Holding back tears, Glenn Steinbrenner stood on a stage Friday at Immanuel Lutheran School in Batavia, swinging a handbell to dismiss students on his last day of school.

Students rose, cheering for the man who led the school for the last 13 of his 43 years in Lutheran parochial-school education.

Steinbrenner said he added up his time in Lutheran schools, from first grade at St. Martini School on the South Side of Chicago to Luther South High School and Concordia Teachers College (now University) in River Forest, and teaching, it totaled 10,000 days.

His desire to help children grow in their Christian faith showed to the end, when he gave certificates to students who had nearly perfect attendance at church services — “something I feel is more important than school attendance,” he said.
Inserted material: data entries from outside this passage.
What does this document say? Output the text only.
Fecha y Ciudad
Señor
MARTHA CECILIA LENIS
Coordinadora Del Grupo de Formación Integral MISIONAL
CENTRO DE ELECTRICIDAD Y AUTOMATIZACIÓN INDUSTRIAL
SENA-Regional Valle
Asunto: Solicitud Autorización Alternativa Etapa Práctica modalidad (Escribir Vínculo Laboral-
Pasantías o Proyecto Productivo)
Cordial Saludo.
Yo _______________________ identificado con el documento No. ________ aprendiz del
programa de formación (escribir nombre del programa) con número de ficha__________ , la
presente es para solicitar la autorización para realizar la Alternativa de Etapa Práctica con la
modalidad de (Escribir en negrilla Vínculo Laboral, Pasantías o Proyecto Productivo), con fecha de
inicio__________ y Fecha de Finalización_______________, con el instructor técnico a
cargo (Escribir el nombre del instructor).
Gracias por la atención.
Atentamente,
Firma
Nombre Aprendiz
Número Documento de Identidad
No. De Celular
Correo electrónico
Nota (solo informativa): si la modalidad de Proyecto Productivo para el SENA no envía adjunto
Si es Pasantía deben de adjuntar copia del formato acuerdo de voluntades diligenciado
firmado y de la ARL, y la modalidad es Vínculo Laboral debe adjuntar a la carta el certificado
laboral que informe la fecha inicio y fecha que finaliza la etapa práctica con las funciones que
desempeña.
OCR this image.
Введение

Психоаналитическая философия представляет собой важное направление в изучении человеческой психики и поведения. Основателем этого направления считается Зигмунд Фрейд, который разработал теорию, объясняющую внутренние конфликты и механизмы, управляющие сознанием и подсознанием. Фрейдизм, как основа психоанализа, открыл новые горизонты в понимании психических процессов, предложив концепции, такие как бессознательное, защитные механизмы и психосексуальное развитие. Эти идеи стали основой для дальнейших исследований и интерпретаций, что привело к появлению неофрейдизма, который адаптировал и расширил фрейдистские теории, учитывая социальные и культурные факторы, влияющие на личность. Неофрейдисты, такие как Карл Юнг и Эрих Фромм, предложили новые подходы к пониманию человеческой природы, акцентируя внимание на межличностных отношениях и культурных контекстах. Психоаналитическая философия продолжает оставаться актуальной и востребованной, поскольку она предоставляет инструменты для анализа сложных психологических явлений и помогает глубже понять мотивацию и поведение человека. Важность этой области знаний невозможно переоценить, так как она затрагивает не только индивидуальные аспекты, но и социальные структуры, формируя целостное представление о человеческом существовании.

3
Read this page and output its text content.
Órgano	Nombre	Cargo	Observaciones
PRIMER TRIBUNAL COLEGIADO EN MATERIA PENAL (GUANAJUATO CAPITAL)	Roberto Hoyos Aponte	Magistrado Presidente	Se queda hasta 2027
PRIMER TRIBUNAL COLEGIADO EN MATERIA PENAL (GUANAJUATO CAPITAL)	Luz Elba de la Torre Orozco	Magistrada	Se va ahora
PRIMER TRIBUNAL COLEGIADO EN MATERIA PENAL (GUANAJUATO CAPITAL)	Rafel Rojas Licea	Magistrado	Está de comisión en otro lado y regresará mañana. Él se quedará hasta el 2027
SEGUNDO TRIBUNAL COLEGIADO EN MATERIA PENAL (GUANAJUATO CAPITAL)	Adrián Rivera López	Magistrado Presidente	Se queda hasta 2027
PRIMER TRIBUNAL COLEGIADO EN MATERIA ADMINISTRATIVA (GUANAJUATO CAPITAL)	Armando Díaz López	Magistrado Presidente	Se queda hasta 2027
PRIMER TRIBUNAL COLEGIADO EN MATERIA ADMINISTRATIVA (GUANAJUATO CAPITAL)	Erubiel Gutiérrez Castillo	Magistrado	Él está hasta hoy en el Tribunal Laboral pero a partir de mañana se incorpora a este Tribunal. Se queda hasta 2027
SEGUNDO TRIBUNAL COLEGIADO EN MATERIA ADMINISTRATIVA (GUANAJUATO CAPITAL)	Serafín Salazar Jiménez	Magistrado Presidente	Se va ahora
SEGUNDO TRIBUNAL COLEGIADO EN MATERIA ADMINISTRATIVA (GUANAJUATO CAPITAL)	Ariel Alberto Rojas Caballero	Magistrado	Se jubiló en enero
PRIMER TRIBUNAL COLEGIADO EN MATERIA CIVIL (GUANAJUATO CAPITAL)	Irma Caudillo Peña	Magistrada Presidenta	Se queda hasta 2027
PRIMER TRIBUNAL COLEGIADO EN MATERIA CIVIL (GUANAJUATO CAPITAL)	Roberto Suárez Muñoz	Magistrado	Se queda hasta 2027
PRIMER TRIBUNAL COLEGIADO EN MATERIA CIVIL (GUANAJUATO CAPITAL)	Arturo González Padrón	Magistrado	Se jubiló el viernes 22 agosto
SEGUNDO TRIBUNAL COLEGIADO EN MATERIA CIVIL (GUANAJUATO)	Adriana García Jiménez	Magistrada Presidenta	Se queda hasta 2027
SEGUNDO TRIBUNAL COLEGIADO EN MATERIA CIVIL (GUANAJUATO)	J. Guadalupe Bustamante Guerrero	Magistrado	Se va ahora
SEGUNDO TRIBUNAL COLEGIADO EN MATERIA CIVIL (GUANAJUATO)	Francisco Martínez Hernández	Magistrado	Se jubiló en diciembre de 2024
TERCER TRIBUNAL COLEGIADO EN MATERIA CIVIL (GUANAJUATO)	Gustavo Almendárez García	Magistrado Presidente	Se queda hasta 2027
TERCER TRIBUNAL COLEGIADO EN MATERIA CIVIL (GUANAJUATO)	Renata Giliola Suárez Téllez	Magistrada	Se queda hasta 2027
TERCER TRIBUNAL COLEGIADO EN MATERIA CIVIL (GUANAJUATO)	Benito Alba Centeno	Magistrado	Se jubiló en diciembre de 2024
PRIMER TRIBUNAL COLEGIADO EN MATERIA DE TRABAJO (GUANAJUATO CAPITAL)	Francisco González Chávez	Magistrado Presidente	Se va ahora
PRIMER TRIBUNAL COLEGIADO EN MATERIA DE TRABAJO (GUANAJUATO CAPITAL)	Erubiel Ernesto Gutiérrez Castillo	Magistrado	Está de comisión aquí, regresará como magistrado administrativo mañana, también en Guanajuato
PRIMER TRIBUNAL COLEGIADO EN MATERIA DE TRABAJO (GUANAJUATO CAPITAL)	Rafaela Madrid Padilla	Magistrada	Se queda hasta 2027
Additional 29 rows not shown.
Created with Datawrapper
Offering high-quality academics is important, he said. “But that is temporal. The Christian education is eternal.”

His start

Steinbrenner always wanted to be a teacher.

“It was just such a natural thing. I just thought it was a real neat thing to do,” he said.

Rather than assigning him a post when he graduated, officials with the Lutheran Church-Missouri Synod suggested he interview for a job as assistant principal at Bethany Lutheran School in Naperville. His special qualification? Being a man. The school's male principal was taking a leave of absence, and church officials wanted a man in the building during the school day, Steinbrenner recalled.

He spent 14 years there, then nine as principal of St. Paul in Rochelle, and six years starting and leading a school in Colorado before he came to Immanuel.

Each had its challenges. In Rochelle, he took over at a school that had declined to 70 students and had fired its principal and two of the teachers. He also had to deal with the school-day death of a teacher who had a heart attack.

At Immanuel, he came in while the church was being sued by neighbors over its addition of a gymnasium, institutional kitchen and middle school wing.

Best memories

The highlights? “When you see a child and how they have grown and matured. It just does my heart good,” Steinbrenner said.

“The highlight of my days is in the morning, when I greet kids with high-fives (and, in flu season, fist bumps) in the hallway,” he said, Their younger siblings look forward to it, even a 6-month-old who holds out her fist when she sees him.

Immanuel was just starting a middle school when he arrived. The 2004 graduating class had nine students. Sunday, there will be 19. There were 174 students in kindergarten through eighth grade this year, and 68 in preschool.

Steinbrenner was named the 2012 Lutheran Education Association's Distinguished Elementary Administrator of the Year. And the National Lutheran School Accreditation Commission awarded the school an Exemplary Status Award in 2009. Its graduates consistently make the honor roll at public high schools, and this year all nine boys who applied to Marmion Academy were accepted, Steinbrenner said.

“It was one of the easiest decisions for my family to send my kids here, because Glenn's program and what he has done here over the years has established this place as a foundation for creating disciples for Christ,” Immanuel congregation Chairman William McLane said.

“The family atmosphere, the similarity in values that different families have. The fact that the teachers are part of the congregation and know the families as fellow worshippers on a Sunday morning,” Steinbrenner said, distinguishes Immanuel from a public school.

Steinbrenner, 64, and his wife, Connie, a preschool teacher at St. Paul in Aurora, plan to move to Colorado to be closer to their children and grandchildren. He has already been asked to fill in as in interim principal at a school there, but he hasn't decided. He thinks it might be nice to have a less stressful job in line with his hobbies, such as working in a hardware store.

“It's all in God's hands. He is going to be awfully busy in the next couple months straightening out my life,” Steinbrenner said.